Rishyap (also spelled Rishop) is a village in the Kalimpong II CD block in the Kalimpong subdivision of the Kalimpong district in the Indian state of West Bengal.

Rishyap was developed as a tourist destination in 1998. There are many myths and legends associated with the name Rishyap - Ri stands for mountain peak (some say it is lofty) and shop means age-old trees in Tibetan.

==Geography==

===Location===
Rishyap is located at 27.03N & 88.18E. It has an average elevation of 2591 meters (8500 feet).

===Area overview===
The map above shows the Kalimpong Sadar subdivision of Kalimpong district. Physiographically, this area forms the Kalimpong Range, with the average elevation varying from 300 to 3000 m. This region is characterized by abruptly rising hills and numerous small streams. It is a predominantly rural area with 77.67% of the population living in rural areas and only 22.23% living in the urban areas. While Kalimpong is the only municipality, Dungra is the sole census town in the entire area. The economy is agro-based and there are 6 tea gardens in the Gorubathan CD block. In 2011, Kalimpong subdivision had a literacy rate of 81.85%, comparable with the highest levels of literacy in the districts of the state. While the first degree college in the subdivision was established at Kalimpong in 1962, the entire subdivision (and now the entire district), other than the head-quarters, had to wait till as late as 2015 (more than half a century) to have their first degree colleges at Pedong and Gorubathan.

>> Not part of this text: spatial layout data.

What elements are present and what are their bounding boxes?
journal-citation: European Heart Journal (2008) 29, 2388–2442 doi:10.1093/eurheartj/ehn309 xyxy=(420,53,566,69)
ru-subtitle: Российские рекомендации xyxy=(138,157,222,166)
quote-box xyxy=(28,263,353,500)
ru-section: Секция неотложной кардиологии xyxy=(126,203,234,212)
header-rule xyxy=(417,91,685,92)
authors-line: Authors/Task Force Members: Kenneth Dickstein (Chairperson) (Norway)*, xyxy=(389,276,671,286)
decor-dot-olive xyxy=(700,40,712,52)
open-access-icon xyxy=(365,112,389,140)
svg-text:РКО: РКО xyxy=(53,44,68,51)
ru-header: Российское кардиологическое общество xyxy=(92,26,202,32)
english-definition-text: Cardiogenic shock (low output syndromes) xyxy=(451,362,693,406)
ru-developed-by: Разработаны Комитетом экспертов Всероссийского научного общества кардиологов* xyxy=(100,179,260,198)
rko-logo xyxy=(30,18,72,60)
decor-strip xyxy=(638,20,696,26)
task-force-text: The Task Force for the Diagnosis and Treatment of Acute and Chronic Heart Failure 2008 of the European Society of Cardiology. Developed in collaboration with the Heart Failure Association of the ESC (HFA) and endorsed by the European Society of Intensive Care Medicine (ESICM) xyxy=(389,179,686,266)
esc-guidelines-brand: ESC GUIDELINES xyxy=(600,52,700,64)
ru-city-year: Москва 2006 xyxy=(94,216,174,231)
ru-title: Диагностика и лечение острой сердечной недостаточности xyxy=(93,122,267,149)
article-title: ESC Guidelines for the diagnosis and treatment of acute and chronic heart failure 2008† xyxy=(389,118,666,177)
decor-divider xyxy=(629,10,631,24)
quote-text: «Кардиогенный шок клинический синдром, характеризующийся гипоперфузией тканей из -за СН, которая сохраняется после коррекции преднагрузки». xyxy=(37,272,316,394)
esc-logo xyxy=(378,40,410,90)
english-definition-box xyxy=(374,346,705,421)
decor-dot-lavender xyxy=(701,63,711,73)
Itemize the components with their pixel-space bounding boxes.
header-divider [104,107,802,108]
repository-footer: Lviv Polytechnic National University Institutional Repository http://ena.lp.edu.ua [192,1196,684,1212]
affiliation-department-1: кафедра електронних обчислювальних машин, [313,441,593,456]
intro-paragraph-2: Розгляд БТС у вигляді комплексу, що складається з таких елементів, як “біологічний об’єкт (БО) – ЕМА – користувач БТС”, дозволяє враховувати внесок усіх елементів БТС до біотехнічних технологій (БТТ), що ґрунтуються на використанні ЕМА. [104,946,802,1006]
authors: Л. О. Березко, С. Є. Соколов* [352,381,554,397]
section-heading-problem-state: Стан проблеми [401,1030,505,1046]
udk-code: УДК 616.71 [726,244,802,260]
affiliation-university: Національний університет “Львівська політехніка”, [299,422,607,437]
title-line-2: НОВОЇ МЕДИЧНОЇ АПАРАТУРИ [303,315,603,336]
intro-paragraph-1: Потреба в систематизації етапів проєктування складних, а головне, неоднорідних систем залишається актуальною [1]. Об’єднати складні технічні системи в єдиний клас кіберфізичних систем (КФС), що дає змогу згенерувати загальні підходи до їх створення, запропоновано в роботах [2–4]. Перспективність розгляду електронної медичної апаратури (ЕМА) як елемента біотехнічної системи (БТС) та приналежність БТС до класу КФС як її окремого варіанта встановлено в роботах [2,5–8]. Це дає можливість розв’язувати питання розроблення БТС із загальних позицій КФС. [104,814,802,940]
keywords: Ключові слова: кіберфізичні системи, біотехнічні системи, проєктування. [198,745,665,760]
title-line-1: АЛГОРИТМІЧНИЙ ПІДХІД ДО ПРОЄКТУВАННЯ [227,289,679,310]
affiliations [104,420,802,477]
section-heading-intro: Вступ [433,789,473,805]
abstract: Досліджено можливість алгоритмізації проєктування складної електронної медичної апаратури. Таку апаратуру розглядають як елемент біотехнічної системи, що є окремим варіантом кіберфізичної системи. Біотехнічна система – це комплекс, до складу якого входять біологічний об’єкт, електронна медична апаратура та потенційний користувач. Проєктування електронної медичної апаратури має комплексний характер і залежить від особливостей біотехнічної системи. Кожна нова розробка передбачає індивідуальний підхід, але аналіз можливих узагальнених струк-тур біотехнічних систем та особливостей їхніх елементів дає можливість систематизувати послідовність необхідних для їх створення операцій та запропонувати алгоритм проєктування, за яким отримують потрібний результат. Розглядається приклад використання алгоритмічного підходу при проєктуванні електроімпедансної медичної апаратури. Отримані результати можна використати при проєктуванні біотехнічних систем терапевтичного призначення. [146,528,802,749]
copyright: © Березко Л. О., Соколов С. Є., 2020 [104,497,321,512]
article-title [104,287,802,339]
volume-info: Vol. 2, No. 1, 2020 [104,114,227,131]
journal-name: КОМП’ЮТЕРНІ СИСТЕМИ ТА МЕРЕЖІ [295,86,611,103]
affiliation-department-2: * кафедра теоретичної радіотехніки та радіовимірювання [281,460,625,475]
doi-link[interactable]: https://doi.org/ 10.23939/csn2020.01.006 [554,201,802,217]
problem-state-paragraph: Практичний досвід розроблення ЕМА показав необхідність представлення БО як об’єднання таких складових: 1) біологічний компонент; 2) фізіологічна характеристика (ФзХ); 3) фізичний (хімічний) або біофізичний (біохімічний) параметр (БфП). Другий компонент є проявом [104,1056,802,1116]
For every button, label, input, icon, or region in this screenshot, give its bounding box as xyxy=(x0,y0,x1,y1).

Note: The map alongside presents some of the notable locations in the subdivision. All places marked in the map are linked in the larger full screen map.

==Tourist attractions==
The area is known for its views of the Kanchenjunga range. Over the years, many tourists accommodations have come up at Rishyap. The local Sherpas and Lepchas have built small cottage-type accommodations for tourist. Tiffindara, a sunrise-view spot, is about 1 km from here.

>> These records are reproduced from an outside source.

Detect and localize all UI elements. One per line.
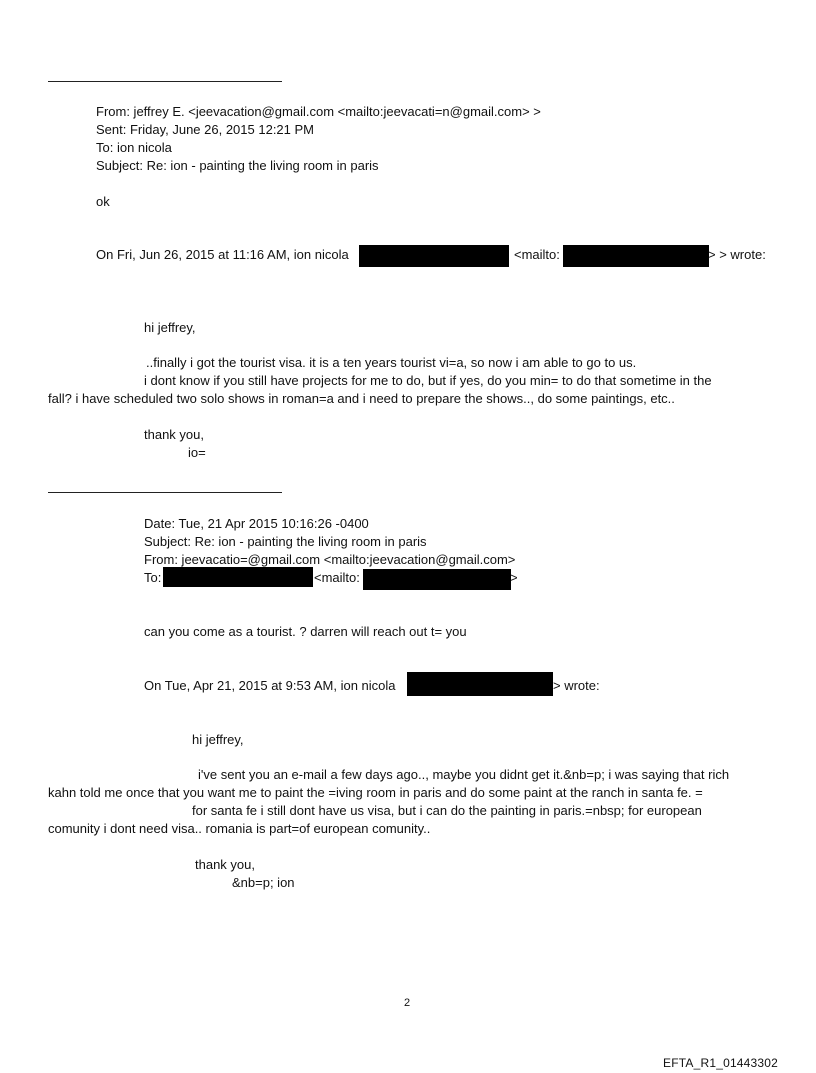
message1-body: ok [96,194,110,209]
message2-date: Date: Tue, 21 Apr 2015 10:16:26 -0400 [144,516,369,531]
message2-signature: &nb=p; ion [232,875,295,890]
message2-subject: Subject: Re: ion - painting the living room in paris [144,534,427,549]
message1-para1: ..finally i got the tourist visa. it is a ten years tourist vi=a, so now i am able to go to us. [146,355,637,370]
message2-para1-line2: kahn told me once that you want me to paint the =iving room in paris and do some paint at the ranch in santa fe. = [48,785,703,800]
document-id-footer: EFTA_R1_01443302 [663,1056,779,1070]
message1-sent: Sent: Friday, June 26, 2015 12:21 PM [96,122,315,137]
redaction-box [363,569,511,590]
redaction-box [359,245,509,267]
message2-greeting: hi jeffrey, [192,732,244,747]
message2-para1-line1: i've sent you an e-mail a few days ago.., maybe you didnt get it.&nb=p; i was saying that rich [198,767,730,782]
message1-quote-suffix: > > wrote: [708,247,766,262]
message2-para1-line4: comunity i dont need visa.. romania is part=of european comunity.. [48,821,431,836]
message2-body: can you come as a tourist. ? darren will reach out t= you [144,624,467,639]
message1-to: To: ion nicola [96,140,172,155]
message1-signature: io= [188,445,206,460]
separator-rule-2 [48,492,282,493]
message1-quote-mailto: <mailto: [514,247,560,262]
redaction-box [163,567,313,587]
redaction-box [563,245,709,267]
message2-to-mailto: <mailto: [314,570,360,585]
message2-from: From: jeevacatio=@gmail.com <mailto:jeevacation@gmail.com> [144,552,516,567]
message2-para1-line3: for santa fe i still dont have us visa, but i can do the painting in paris.=nbsp; for european [192,803,702,818]
message1-subject: Subject: Re: ion - painting the living room in paris [96,158,379,173]
message1-signoff: thank you, [144,427,204,442]
message1-greeting: hi jeffrey, [144,320,196,335]
message1-from: From: jeffrey E. <jeevacation@gmail.com <mailto:jeevacati=n@gmail.com> > [96,104,541,119]
message1-para2-line1: i dont know if you still have projects for me to do, but if yes, do you min= to do that sometime in the [144,373,712,388]
message1-quote-prefix: On Fri, Jun 26, 2015 at 11:16 AM, ion nicola [96,247,349,262]
message2-quote-prefix: On Tue, Apr 21, 2015 at 9:53 AM, ion nicola [144,678,396,693]
redaction-box [407,672,553,696]
message2-signoff: thank you, [195,857,255,872]
message2-to-suffix: > [510,570,518,585]
page-number: 2 [404,997,411,1009]
message2-to-label: To: [144,570,162,585]
message2-quote-suffix: > wrote: [553,678,600,693]
separator-rule-1 [48,81,282,82]
message1-para2-line2: fall? i have scheduled two solo shows in roman=a and i need to prepare the shows.., do some paintings, etc.. [48,391,675,406]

==Transportation and connectivity==
The village is about 10 km from Lava and 28 km from Kalimpong. National Highway No. 31 between Siliguri and Guwahati passes through Chalsa. The journey time from Chalsa to Rishyap is about 2 hours. The nearest railway station is New Jalpaiguri.

==Climate==
During summer (March to May), the temperature varies from 22 °C to around 8 °C. Average winter (November to February) temperature is about 3 °C.